More and more, I find myself thinking about writing again—not just blog posts like this one or travel guides or “content,” but real writing. Personal, honest, sometimes uncomfortable stories. Like the kind I’ve filled my Moleskine journals with and the ones I used to tell during my travel writing days. And, yes, like the kind Lena Dunham wrote and continues to write.


When Girls first came out in 2012, Lena Dunham’s Hannah Horvath character resonated with a generation of people trying to figure out who the hell they were and how to get through it with some sense of meaning. And it still resonates with that same group of people—including the newer generations first discovering the series now.

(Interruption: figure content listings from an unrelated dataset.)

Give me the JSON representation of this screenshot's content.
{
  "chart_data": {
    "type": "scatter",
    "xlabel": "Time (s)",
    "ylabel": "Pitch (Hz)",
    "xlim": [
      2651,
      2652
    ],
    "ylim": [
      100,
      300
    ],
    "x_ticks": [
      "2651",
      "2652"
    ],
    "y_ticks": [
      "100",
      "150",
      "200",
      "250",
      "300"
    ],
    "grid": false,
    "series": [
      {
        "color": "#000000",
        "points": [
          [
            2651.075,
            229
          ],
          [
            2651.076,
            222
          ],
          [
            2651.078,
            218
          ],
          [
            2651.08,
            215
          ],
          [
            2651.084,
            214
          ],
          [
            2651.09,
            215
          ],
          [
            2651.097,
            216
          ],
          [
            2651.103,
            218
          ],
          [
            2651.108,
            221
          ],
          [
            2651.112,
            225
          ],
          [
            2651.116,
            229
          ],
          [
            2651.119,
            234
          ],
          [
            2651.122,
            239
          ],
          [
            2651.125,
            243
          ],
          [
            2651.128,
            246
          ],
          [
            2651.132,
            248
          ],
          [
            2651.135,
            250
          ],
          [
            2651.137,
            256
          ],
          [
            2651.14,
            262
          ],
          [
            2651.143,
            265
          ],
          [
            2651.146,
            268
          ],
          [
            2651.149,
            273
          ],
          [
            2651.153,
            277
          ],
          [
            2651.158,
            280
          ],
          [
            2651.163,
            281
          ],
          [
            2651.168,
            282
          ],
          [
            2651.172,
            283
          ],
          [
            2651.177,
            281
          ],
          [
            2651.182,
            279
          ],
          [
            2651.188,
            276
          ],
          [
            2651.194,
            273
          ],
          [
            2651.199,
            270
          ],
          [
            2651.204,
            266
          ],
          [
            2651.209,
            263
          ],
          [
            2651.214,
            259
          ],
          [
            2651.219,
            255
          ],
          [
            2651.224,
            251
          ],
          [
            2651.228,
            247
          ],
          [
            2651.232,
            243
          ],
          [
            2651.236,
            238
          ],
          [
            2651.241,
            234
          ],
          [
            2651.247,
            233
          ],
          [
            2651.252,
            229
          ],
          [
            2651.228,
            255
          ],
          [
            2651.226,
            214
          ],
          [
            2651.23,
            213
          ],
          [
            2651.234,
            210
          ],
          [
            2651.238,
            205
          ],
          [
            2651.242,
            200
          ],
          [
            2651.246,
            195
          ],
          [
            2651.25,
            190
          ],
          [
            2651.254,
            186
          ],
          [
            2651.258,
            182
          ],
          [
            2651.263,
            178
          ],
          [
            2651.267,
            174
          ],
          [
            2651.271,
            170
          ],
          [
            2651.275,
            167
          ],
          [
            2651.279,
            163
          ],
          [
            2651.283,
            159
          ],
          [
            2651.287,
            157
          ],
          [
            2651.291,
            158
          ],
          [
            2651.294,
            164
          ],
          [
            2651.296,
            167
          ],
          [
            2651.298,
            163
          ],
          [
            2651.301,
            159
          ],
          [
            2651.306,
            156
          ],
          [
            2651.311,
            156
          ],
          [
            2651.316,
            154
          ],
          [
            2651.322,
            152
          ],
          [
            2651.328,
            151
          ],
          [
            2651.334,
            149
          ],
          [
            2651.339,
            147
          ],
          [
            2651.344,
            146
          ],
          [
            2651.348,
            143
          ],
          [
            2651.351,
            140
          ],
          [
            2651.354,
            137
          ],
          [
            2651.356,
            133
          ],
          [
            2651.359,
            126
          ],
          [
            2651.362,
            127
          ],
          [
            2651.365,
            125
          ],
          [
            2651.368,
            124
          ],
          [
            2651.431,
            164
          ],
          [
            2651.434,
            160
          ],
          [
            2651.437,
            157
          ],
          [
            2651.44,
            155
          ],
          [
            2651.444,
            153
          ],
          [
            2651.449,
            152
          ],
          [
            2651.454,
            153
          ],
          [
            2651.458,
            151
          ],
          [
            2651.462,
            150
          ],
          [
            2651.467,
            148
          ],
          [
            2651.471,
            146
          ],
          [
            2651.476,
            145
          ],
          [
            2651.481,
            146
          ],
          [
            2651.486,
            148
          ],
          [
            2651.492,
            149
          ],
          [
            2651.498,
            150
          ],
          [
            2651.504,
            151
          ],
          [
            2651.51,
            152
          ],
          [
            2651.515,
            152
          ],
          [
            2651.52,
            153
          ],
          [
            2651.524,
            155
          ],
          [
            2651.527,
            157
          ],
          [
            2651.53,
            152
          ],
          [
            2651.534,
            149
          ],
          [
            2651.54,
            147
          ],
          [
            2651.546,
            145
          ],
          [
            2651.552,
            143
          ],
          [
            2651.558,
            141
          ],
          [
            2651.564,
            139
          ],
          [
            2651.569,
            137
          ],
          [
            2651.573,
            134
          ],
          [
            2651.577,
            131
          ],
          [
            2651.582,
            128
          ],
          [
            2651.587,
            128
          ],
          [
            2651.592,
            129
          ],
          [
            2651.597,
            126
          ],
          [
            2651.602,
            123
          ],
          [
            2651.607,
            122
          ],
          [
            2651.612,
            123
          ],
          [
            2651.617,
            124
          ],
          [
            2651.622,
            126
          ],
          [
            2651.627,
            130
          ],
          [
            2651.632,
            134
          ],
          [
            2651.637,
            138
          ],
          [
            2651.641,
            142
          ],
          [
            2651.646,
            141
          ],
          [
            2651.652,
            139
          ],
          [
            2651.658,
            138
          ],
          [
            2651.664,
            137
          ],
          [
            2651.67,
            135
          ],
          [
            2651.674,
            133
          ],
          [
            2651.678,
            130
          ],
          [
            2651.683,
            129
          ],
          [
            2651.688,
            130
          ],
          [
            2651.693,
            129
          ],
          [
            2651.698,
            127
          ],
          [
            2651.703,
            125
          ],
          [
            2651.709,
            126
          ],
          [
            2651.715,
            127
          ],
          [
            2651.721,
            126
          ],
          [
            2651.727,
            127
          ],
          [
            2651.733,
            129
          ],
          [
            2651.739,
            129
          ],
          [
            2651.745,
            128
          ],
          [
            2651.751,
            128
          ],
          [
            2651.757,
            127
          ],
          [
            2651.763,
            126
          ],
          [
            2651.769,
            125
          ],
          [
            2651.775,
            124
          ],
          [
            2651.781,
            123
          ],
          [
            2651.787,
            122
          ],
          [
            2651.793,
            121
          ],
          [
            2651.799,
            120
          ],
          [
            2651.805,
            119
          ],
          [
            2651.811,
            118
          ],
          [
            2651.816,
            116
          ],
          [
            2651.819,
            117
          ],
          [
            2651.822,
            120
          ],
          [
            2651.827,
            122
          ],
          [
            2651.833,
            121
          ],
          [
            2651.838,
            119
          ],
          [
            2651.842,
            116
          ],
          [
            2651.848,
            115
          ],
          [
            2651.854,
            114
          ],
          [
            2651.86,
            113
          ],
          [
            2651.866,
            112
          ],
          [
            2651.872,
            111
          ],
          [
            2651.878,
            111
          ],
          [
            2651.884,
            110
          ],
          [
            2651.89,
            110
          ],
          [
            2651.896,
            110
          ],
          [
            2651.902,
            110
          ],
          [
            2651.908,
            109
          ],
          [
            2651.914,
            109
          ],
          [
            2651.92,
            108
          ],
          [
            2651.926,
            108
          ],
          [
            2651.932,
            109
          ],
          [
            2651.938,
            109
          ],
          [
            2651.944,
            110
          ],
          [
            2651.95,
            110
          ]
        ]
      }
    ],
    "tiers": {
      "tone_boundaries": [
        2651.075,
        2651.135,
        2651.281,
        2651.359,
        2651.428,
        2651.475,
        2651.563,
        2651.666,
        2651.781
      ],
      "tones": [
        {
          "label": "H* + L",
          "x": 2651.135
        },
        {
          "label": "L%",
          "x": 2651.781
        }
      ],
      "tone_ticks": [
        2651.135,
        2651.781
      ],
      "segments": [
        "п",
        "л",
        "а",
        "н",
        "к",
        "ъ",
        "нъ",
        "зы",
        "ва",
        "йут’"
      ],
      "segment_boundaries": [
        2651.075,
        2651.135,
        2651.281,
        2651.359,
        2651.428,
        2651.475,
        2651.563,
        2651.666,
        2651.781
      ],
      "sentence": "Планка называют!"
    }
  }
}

And here I am, a 40-year-old gay guy living in Williamsburg, looking back at my 20s and 30s with a mix of pride and regret, wondering what’s next. I’ve built a lot of things I’m proud of. But I’ve also shelved parts of myself that used to feel essential. The part of me that told stories for no reason except to feel alive.

So I’m starting again. Not with a definite play, but with a decision: to write more. To pay attention to the things that move me, scare me, make me laugh or want to cry. To be less afraid of being misunderstood, or not going viral, or not being good enough.

I don’t know where this will take me, or what it might bring. All I do know is that I’m not done yet. With whatever it is. If, like me, you’re also feeling that weird mix of nostalgia, ambition, and creative restlessness—maybe it’s time to start again, too.

Write the thing. Start the show. Tell the story.

Even if it’s messy. Especially if it’s messy.